Facilidade para registrar ocorrências e incentivo à denúncia precoce explicam alta taxa de notificações na capital; maioria dos casos tem desfecho positivo e motivação voluntária.
Por Redação O Brasiliense
Brasília — No primeiro semestre de 2026, o Distrito Federal contabilizou 1.186 registros de pessoas desaparecidas, figurando entre as maiores taxas proporcionais em relação à população no cenário nacional. O volume coloca a capital federal atrás apenas do Rio Grande do Sul, que notificou 4.037 ocorrências no mesmo período. Os dados são da Secretaria de Segurança Pública do Distrito Federal (SSP-DF).
Apesar do elevado volume de notificações, a efetividade nas buscas se destaca: a taxa de localização atingiu 96% no recorte temporal, com 1.133 pessoas encontradas.
Incentivo à notificação imediata e estrutura local
A alta proporção de registros no DF está diretamente ligada às orientações da segurança pública e à facilidade de acesso aos órgãos de denúncia. A subsecretária de Integração de Políticas Públicas de Segurança da SSP-DF, tenente-coronel Larissa de Jesus, reforça que o incentivo para que a população comunique o desaparecimento sem aguardar o prazo de 24 horas eleva as estatísticas com notificações precoces.

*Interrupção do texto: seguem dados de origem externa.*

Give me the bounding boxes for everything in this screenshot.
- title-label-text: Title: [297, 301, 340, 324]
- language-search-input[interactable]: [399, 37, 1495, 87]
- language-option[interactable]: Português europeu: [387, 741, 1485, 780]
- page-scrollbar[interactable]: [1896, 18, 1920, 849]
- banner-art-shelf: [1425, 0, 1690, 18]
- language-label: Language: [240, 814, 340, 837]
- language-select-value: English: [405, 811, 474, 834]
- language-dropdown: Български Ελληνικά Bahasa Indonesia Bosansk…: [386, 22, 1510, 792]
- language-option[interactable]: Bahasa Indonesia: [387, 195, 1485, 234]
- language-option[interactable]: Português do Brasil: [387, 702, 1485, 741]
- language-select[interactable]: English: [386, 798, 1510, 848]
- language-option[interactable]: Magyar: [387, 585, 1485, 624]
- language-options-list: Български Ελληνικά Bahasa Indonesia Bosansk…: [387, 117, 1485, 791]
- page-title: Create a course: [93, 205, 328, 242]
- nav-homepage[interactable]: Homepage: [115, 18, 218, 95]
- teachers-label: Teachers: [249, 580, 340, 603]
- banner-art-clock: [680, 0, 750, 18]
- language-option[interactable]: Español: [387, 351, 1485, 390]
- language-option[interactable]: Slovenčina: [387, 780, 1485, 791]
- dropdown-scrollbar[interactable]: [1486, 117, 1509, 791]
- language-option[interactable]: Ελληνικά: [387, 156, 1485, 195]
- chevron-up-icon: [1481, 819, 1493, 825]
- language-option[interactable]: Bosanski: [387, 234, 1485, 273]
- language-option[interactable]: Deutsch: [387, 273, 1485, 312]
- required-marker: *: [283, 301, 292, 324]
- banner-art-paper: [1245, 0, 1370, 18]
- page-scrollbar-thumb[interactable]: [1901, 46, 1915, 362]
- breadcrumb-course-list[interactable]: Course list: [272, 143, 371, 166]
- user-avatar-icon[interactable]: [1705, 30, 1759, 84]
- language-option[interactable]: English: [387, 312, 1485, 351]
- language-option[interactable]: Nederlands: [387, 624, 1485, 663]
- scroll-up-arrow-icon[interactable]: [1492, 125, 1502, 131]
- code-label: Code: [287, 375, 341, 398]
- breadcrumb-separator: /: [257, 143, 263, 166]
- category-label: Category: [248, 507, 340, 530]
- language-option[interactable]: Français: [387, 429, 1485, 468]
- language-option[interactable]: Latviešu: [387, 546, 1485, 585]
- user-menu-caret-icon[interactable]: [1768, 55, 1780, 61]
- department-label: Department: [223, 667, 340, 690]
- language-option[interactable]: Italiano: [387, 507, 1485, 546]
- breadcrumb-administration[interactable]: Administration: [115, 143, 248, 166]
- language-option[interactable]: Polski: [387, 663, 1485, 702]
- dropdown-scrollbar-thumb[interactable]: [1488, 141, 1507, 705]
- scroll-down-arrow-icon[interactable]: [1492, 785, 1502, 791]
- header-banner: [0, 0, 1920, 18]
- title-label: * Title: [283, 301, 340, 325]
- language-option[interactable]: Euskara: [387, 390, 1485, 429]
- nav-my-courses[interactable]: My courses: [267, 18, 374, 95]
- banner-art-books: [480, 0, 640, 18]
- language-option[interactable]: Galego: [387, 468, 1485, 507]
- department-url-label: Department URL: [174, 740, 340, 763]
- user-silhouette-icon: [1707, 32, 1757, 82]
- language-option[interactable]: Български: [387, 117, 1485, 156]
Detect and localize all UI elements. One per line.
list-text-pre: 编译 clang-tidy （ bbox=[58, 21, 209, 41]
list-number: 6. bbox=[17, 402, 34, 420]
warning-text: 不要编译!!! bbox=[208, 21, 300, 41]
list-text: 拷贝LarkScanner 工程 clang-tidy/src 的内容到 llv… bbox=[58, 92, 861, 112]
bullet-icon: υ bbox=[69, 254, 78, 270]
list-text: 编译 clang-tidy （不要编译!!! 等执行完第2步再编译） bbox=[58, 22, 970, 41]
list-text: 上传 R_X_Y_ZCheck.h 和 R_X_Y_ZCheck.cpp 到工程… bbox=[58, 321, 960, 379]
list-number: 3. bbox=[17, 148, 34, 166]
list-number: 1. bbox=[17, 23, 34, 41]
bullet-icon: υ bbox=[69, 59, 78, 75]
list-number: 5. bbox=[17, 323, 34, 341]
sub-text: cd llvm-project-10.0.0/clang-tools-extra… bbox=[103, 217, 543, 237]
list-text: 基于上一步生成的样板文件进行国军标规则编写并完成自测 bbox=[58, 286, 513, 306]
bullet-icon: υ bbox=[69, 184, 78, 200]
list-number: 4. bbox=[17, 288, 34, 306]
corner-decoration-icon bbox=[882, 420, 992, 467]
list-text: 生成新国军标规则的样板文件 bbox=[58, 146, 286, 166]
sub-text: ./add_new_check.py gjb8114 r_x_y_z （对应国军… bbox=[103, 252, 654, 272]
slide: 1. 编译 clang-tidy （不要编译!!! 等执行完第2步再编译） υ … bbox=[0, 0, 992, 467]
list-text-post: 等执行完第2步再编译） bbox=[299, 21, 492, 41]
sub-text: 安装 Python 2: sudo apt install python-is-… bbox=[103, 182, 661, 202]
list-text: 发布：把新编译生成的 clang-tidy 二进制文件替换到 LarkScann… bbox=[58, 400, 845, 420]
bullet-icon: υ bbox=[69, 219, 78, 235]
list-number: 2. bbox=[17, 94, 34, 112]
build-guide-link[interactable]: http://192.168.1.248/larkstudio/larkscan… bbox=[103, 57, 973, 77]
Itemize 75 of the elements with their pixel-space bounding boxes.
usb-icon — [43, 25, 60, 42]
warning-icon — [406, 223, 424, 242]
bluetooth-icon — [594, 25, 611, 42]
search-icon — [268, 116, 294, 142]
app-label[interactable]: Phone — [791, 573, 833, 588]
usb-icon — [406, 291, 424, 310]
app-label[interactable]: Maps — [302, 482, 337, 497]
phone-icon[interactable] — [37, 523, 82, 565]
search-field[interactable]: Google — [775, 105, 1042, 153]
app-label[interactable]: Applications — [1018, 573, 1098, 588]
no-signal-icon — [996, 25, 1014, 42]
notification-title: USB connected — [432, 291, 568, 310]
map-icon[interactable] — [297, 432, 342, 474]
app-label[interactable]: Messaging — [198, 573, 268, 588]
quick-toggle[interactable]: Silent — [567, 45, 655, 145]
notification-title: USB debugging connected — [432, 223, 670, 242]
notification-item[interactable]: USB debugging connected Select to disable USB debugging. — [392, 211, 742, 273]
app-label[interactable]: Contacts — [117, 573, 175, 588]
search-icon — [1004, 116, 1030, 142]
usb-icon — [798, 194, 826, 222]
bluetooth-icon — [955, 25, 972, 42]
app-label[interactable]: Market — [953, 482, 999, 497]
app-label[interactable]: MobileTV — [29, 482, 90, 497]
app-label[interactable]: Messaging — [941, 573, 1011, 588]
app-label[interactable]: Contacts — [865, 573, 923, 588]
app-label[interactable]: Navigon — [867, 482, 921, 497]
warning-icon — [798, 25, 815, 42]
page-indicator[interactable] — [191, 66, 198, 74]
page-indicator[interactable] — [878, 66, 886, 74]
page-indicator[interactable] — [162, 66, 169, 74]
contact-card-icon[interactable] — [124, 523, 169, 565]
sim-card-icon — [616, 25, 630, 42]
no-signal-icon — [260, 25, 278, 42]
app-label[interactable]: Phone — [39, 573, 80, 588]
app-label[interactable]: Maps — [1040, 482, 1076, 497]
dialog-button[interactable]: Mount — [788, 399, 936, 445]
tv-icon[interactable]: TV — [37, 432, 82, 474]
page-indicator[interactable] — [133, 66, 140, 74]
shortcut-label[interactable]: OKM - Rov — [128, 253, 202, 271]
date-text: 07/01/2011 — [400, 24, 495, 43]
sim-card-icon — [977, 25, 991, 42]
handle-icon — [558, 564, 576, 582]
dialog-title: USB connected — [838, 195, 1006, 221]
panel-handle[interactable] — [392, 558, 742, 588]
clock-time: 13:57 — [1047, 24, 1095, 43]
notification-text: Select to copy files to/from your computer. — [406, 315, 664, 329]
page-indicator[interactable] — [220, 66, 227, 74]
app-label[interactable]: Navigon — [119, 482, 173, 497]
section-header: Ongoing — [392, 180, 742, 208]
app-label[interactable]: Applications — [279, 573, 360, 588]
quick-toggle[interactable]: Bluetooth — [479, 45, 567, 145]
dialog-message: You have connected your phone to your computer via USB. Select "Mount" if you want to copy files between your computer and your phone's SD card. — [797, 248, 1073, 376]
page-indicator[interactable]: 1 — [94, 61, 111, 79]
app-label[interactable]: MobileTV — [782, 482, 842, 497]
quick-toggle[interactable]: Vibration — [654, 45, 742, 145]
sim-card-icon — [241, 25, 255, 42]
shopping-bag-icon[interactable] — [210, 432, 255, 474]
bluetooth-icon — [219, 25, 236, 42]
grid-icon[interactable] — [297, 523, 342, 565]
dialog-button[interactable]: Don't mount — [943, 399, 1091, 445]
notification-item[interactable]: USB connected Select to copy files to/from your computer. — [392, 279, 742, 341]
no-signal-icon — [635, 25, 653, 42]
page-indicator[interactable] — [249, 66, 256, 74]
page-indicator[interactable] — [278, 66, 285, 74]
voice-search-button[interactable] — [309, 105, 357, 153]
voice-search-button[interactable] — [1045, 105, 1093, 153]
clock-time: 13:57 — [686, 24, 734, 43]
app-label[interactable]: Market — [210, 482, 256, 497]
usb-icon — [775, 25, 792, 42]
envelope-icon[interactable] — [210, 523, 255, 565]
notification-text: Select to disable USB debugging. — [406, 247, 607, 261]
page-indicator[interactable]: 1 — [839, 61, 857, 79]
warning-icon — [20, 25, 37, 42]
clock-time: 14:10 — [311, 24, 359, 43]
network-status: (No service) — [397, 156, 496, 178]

A capilaridade da Polícia Civil também contribui para que subnotificações sejam raras no quadrilátero do DF:
“A gente tem algumas características específicas do Distrito Federal que colaboram e favorecem o registro de todos os casos de desaparecimento. A impossibilidade de notificação aqui é baixíssima, porque nós temos delegacias regionais praticamente em todas as Regiões Administrativas”, afirmou a tenente-coronel.
Perfil das vítimas e motivações
O levantamento da SSP-DF aponta uma divisão clara no perfil das pessoas reportadas como desaparecidas:
- Adultos: No panorama geral, os homens constituem a maioria dos registros.
- Crianças e Adolescentes: Respondem por 23% a 25% do total de casos. Diferente do perfil adulto, a maioria das notificações nesta faixa etária refere-se a meninas.
Segundo as autoridades, a maior parte dos desaparecimentos na capital ocorre de forma voluntária, motivada por conflitos no ambiente familiar ou por questões relacionadas à saúde mental.
Casos pendentes
Embora a taxa de resolução seja expressiva, até o dia 17 de agosto ao menos 68 pessoas seguiam sem paradeiro conhecido no Distrito Federal. Para a SSP-DF, embora o índice de pendência seja pequeno frente ao montante de casos solucionados, as buscas continuam sendo prioridade para dar respostas às famílias que aguardam por informações.